UK sculptor Antony Gormley is moving ahead with an ambitious installation located on the coast of Brittany, northern France. Gormley wants to site a series of iron sculptures along the shoreline and out to sea in Barnenez, with some works due to be installed on an archipelago of small islands.
“The [French] minister for national monuments and I are meeting next week,” Gormley tells The Art Newspaper. “There is a long way to go. There is an enormous amount of work to be done on marine positions. Five of the islands are bird sanctuaries so there are serious and relevant questions to be asked [about the project].” Asked if the sculptures are meant to unite Europe pre-Brexit, he says: “The lies we’ve been told will not stop the fact that France is our closest neighbour.”
Gormley was speaking at the launch of Field for the British Isles at the Firstsite gallery in Colchester (until 8 March 2020).
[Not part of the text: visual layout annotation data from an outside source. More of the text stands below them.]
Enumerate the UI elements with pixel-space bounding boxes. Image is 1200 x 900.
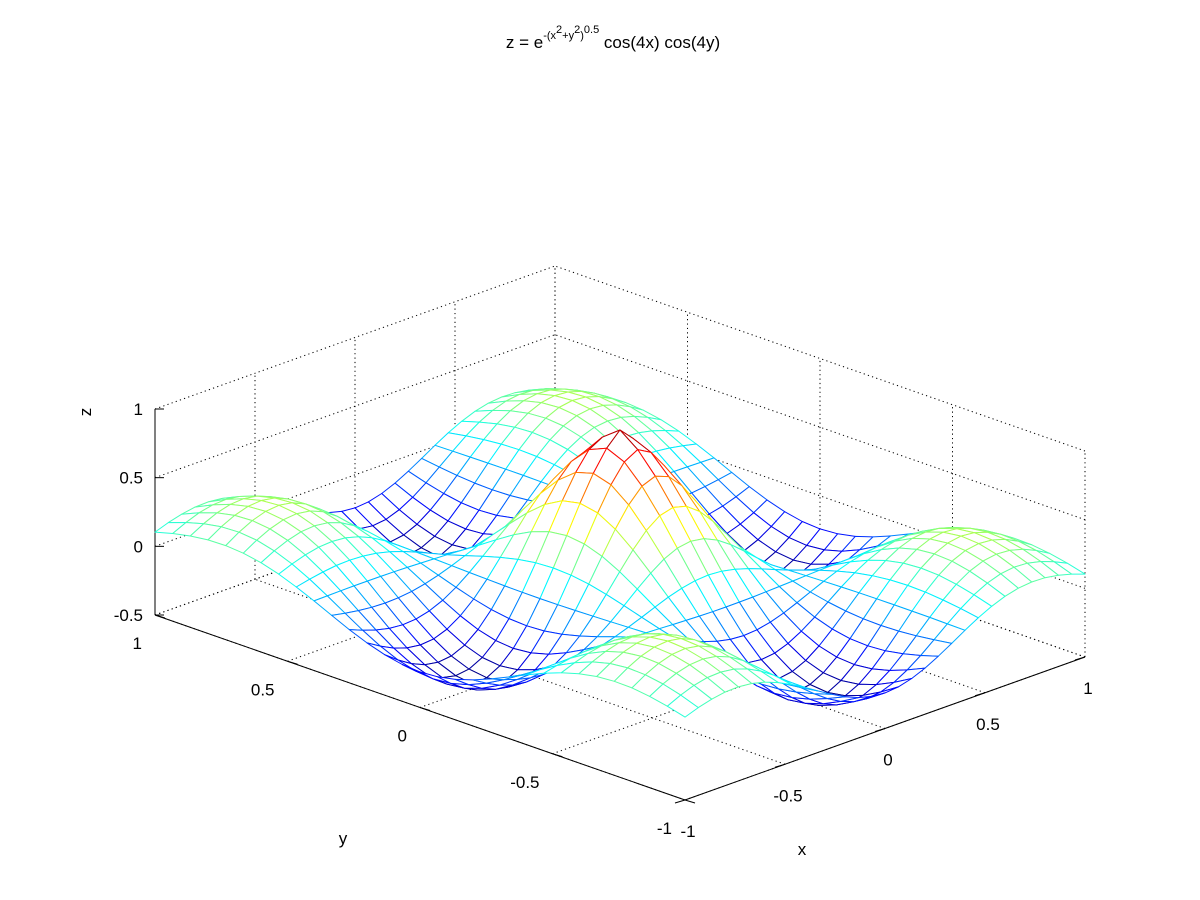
y-tick-mark [552, 753, 563, 758]
surface-mesh [154, 388, 1086, 718]
x-tick-label: 1 [1083, 679, 1092, 698]
y-tick-mark [154, 614, 166, 619]
x-tick-label: -1 [680, 822, 695, 841]
side-wall-grid-z [554, 265, 1086, 452]
back-wall-grid-z [154, 334, 556, 479]
x-tick-label: -0.5 [773, 786, 802, 805]
y-tick-mark [684, 799, 696, 804]
x-tick-mark [874, 728, 886, 732]
y-tick-label: -0.5 [510, 773, 539, 792]
z-tick-label: 0.5 [119, 469, 143, 488]
x-tick-mark [974, 692, 986, 697]
z-tick-label: -0.5 [114, 606, 143, 625]
x-tick-mark [774, 763, 786, 768]
z-tick-label: 0 [134, 537, 143, 556]
back-wall-grid-z [154, 265, 556, 410]
y-tick-label: 1 [133, 634, 142, 653]
y-tick-label: 0.5 [251, 680, 275, 699]
x-tick-mark [1074, 656, 1086, 661]
chart-title: z = e-(x2+y2)0.5 cos(4x) cos(4y) [506, 24, 720, 52]
tick-labels: -0.5 0 0.5 1 -1 -0.5 0 0.5 1 -1 -0.5 0 0.5 1 [114, 400, 1093, 841]
y-tick-mark [419, 707, 431, 711]
side-wall-grid-z [554, 334, 1086, 521]
x-tick-label: 0.5 [976, 715, 1000, 734]
x-tick-mark [674, 799, 686, 804]
y-tick-mark [287, 660, 298, 665]
x-axis-label: x [798, 840, 807, 859]
surface-mesh-cell [666, 694, 699, 718]
y-tick-label: 0 [398, 727, 407, 746]
y-axis-label: y [339, 829, 348, 848]
axes [154, 408, 1086, 804]
z-tick-label: 1 [134, 400, 143, 419]
y-tick-label: -1 [657, 819, 672, 838]
x-tick-label: 0 [883, 751, 892, 770]
z-axis-label: z [76, 408, 95, 417]
side-wall-grid-z [554, 471, 1086, 658]
floor-grid-x [254, 578, 786, 765]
The installation of 40,000 miniature terracotta figures, part of the Arts Council Collection, was handmade in 1993 and has been shown in various configurations across different locations ranging from a church to a 15th-century barn.
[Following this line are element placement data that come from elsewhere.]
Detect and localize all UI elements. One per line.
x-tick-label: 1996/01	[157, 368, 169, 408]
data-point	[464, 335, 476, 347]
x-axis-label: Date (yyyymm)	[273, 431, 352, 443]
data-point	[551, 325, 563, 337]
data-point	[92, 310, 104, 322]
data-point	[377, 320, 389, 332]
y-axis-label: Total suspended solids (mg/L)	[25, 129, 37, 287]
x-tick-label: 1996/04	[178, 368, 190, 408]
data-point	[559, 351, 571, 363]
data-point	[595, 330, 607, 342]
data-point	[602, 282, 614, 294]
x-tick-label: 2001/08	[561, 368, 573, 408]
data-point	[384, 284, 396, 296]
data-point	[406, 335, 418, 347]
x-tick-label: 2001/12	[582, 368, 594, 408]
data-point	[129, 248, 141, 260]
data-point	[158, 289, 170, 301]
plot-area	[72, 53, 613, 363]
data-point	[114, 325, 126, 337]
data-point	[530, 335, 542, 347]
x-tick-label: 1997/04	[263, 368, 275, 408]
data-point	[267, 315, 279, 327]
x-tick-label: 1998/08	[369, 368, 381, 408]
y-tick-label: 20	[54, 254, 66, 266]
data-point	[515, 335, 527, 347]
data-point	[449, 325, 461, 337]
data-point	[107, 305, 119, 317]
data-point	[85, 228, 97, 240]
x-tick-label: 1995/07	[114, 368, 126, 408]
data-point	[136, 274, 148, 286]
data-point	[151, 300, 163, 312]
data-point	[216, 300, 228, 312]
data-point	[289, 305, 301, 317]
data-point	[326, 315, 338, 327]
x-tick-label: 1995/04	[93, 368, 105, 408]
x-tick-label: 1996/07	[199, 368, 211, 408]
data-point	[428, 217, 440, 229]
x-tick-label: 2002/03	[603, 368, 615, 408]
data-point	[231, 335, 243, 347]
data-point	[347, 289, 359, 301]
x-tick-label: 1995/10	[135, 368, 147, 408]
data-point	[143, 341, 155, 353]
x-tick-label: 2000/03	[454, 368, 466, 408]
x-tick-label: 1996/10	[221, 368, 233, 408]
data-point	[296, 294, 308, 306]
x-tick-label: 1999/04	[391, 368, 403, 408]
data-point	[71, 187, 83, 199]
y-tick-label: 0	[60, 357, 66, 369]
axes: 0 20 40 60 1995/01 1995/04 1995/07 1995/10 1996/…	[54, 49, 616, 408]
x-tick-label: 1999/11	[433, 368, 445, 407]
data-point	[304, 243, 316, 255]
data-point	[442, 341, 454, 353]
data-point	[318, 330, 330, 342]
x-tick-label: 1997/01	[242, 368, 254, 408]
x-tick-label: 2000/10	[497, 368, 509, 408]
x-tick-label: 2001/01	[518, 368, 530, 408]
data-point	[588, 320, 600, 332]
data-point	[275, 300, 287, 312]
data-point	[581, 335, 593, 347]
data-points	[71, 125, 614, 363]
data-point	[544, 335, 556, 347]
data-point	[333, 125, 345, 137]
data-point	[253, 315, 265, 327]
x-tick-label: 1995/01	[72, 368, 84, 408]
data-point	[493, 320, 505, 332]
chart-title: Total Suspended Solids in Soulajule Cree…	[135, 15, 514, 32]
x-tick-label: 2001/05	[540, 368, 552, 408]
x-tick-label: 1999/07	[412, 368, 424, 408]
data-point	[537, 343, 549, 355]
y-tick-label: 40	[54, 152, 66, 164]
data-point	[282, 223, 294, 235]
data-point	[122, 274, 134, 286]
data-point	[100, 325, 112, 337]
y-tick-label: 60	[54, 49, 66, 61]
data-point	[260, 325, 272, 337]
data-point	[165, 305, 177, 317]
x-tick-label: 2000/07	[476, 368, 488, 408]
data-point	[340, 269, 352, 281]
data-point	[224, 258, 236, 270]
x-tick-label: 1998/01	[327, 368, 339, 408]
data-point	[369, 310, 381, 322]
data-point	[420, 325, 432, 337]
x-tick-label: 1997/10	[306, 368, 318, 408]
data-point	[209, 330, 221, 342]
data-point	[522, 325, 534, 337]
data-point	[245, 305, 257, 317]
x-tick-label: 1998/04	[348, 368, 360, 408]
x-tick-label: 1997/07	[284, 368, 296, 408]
Gormley says that the installation of clay figures takes on extra resonance in light of the next impending Brexit deadline of 31 January. “The piece has never been more relevant than now; we live in a time of mass migration,” the artist says.
“The issue of how we’ll achieve social justice in a time when money and goods are allowed absolute free passage globally and yet somehow people are not… we have a resurgence of fanatic magical thinking in terms of religious fundamentalism, at the same time as we have a fanatical return to nationalism. Brexit is a disaster for this country, it’s a disease for which nobody seems to have the cure.”
In Colchester, community groups, including a Bangladeshi women’s collective, helped assemble the intricate piece. “It’s not an exact science, it’s quite an organic progress. They [30 assistants] went round the edges first; the works are organised in colour groups across the whole vista,” says Sally Shaw, the director of Firstsite. Certain figures must always be placed in the front row. “These are the stargazers; apparently, this front row is always the same.”
Gormley says that the work succeeds because of its elemental aspect. “Here we are made the subject of the art’s gaze. It is a field of touch that has been made permanent through fire, the touch of the earth. What kind of world are we making out of what we have inherited?” he says.
The artist's exhibition at the Royal Academy of Arts in London closes 3 December.